Ah, notebooks. A favorite topic for many of us. Perhaps the one thing that we can all connect with the most in our lovely community as stationery lovers.
This is a particularly meaningful section of the book for me, personally. I love notebooks. I’ve always loved them ever since I was little. Spiral-bound notebooks were my favorites growing up. I still have all the ones I scrawled in in my youth. I just looked over at them lovingly, as they sit in my notebook-filled bookcase amongst good company of other treasured notebooks from years past. All of the angst, pain, and love that fill their pages are each composed with different chapters of my life’s story.
I remember my dad taking me to Borders, back when Borders was still around, and hemming and hawing over which Moleskine to get from their spinning display. Should I get a small one? A tiny one? A big one? A medium one? A three-pack of cahiers? A two-pack of volants? A regular one with the hardcover? I anguished as I considered the cost, what I wanted to use them for, and imagining all of the possibilities as I gingerly picked up each one up and filled my arms with them until returning almost all of them back except for a two-pack of the smallest volants. Those were my great treasure after what was probably a couple of hours of careful mulling over the merits of each and being inspired that many of history’s greats had used these notebooks (or so what the marketing materials would have you believe…). I was so happy, though. I still have them. They got a great little life, and I am forever grateful to my dad for supporting my love of notebooks and getting those for me.

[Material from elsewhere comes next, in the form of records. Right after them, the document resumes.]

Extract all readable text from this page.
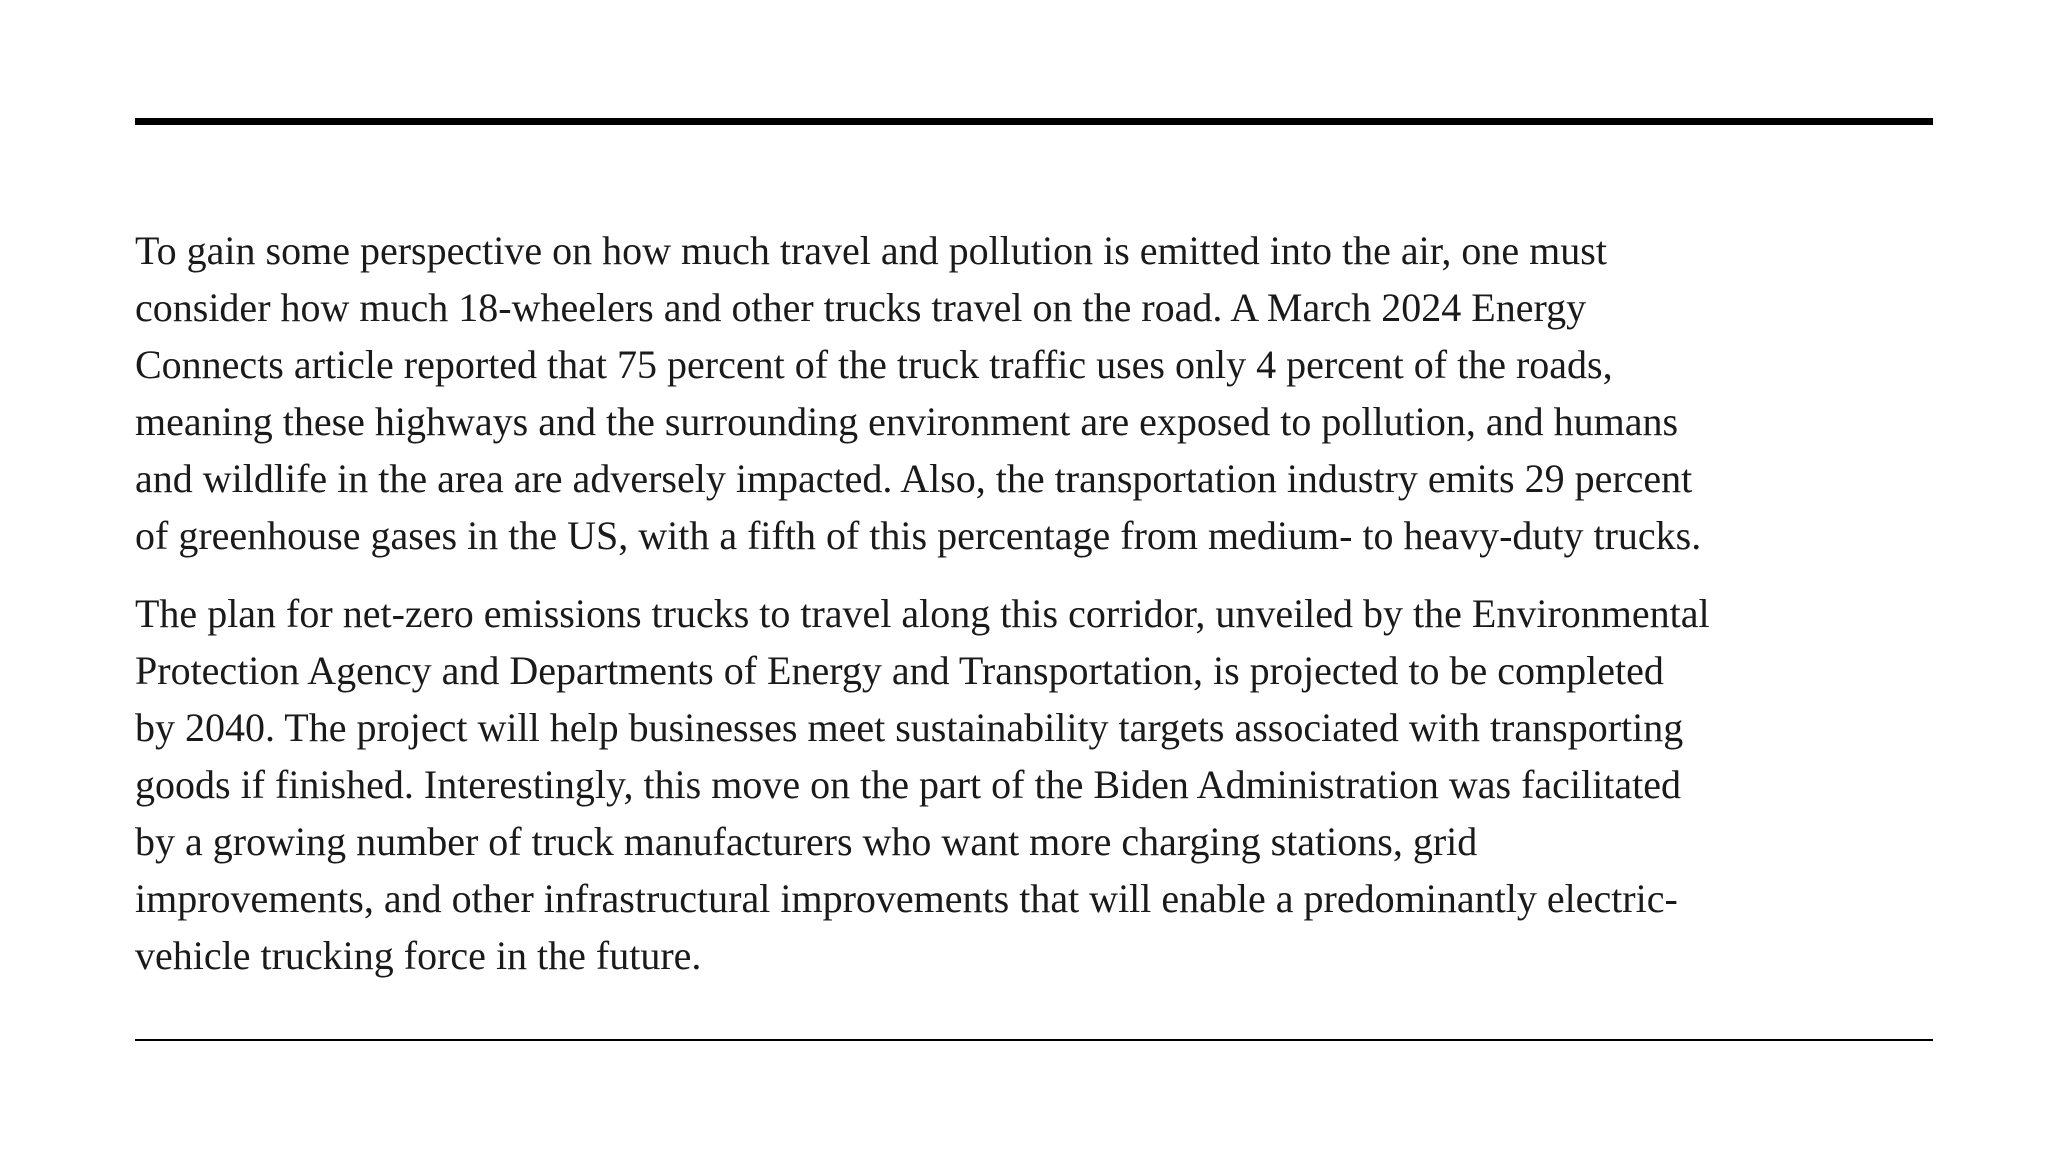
To gain some perspective on how much travel and pollution is emitted into the air, one must
consider how much 18-wheelers and other trucks travel on the road. A March 2024 Energy
Connects article reported that 75 percent of the truck traffic uses only 4 percent of the roads,
meaning these highways and the surrounding environment are exposed to pollution, and humans
and wildlife in the area are adversely impacted. Also, the transportation industry emits 29 percent
of greenhouse gases in the US, with a fifth of this percentage from medium- to heavy-duty trucks.

The plan for net-zero emissions trucks to travel along this corridor, unveiled by the Environmental
Protection Agency and Departments of Energy and Transportation, is projected to be completed
by 2040. The project will help businesses meet sustainability targets associated with transporting
goods if finished. Interestingly, this move on the part of the Biden Administration was facilitated
by a growing number of truck manufacturers who want more charging stations, grid
improvements, and other infrastructural improvements that will enable a predominantly electric-
vehicle trucking force in the future.
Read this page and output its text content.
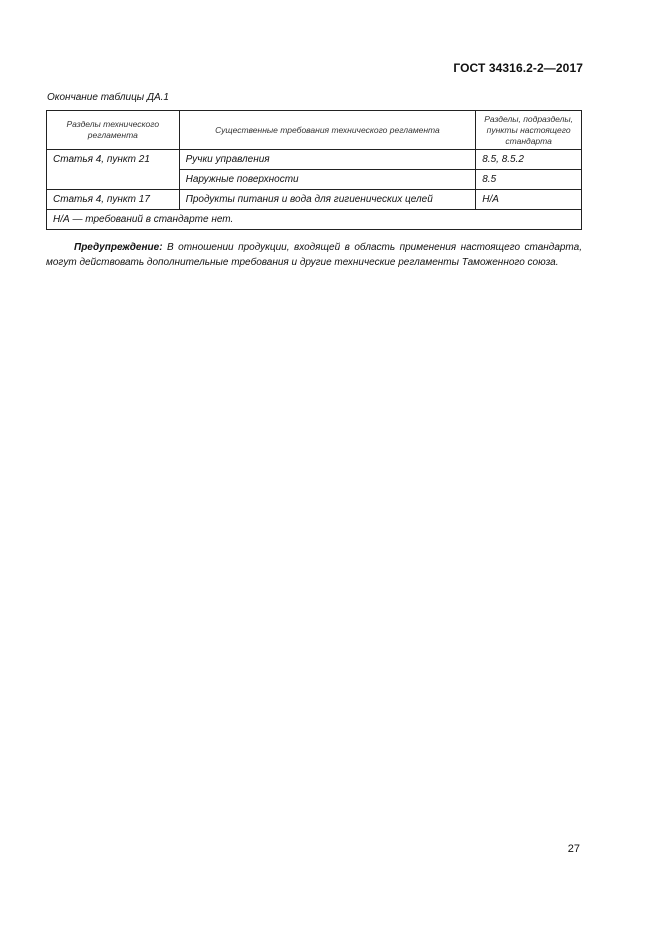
ГОСТ 34316.2-2—2017
Окончание таблицы ДА.1
Разделы технического регламента	Существенные требования технического регламента	Разделы, подразделы, пункты настоящего стандарта
Статья 4, пункт 21	Ручки управления	8.5, 8.5.2
	Наружные поверхности	8.5
Статья 4, пункт 17	Продукты питания и вода для гигиенических целей	Н/А
Н/А — требований в стандарте нет.		
Предупреждение: В отношении продукции, входящей в область применения настоящего стандарта, могут действовать дополнительные требования и другие технические регламенты Таможенного союза.
27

I can remember the story of most of the notebooks I got, and the reasons why I chose that specific notebook, where I got it from, why it was significant, and a rough idea of what that notebook entails. Sure, there are a few that were abandoned and some that weren’t fully completed, but many of them are filled with thoughts that made their way onto paper. Each one holds a special meaning to me.
When I started Bullet Journaling, I brought all of my love for notebooks with me as I happily dove into the whole thing. I use the Leuchtturm1917 dot grid notebooks and one of the first things I did was number them. As I was filling them with my life’s story and adventures, I thought of them in volumes.
At one point, I shared with Ryder that I number my Bullet Journals because “Each Bullet Journal contributes another volume to a library of your life” it was something I had thought of earlier that day and was excited to share with him. It is a tremendous honor for me that he quoted me and included that in his book. It means a lot to me and I’m delighted that I could give back to someone who has inspired me so much. Thank you, Ryder.
He also drew a little series of notebooks at the end of the chapter, all lined up, with their volume numbers and dates - much like how I have shared throughout the years of my notebooks :)
This week’s behind the scenes:
I took this photo, Dee wrote the top part of the week’s title, and I couldn’t resist writing out Notebooks with the Bullet Journal notebooks in all of their current color offerings :)
Pages 42 - 46
Dee: G'day and welcome to Week 7 of The Bullet Journal Method Book Club! Kim and I would love to welcome all new members to our book club :) We can't wait for you to share your experiences and thoughts about the Bullet Journal as we progress through the chapters each week.
In this week's reading, Ryder talks about how using a notebook forces us to go offline so we can stop and think and learn about ourselves.
How true is this for you?
Do you rely solely on your Bullet Journal (i.e. analog), or do you supplement your planning with apps and/or digital devices?
How do these systems support your planning needs?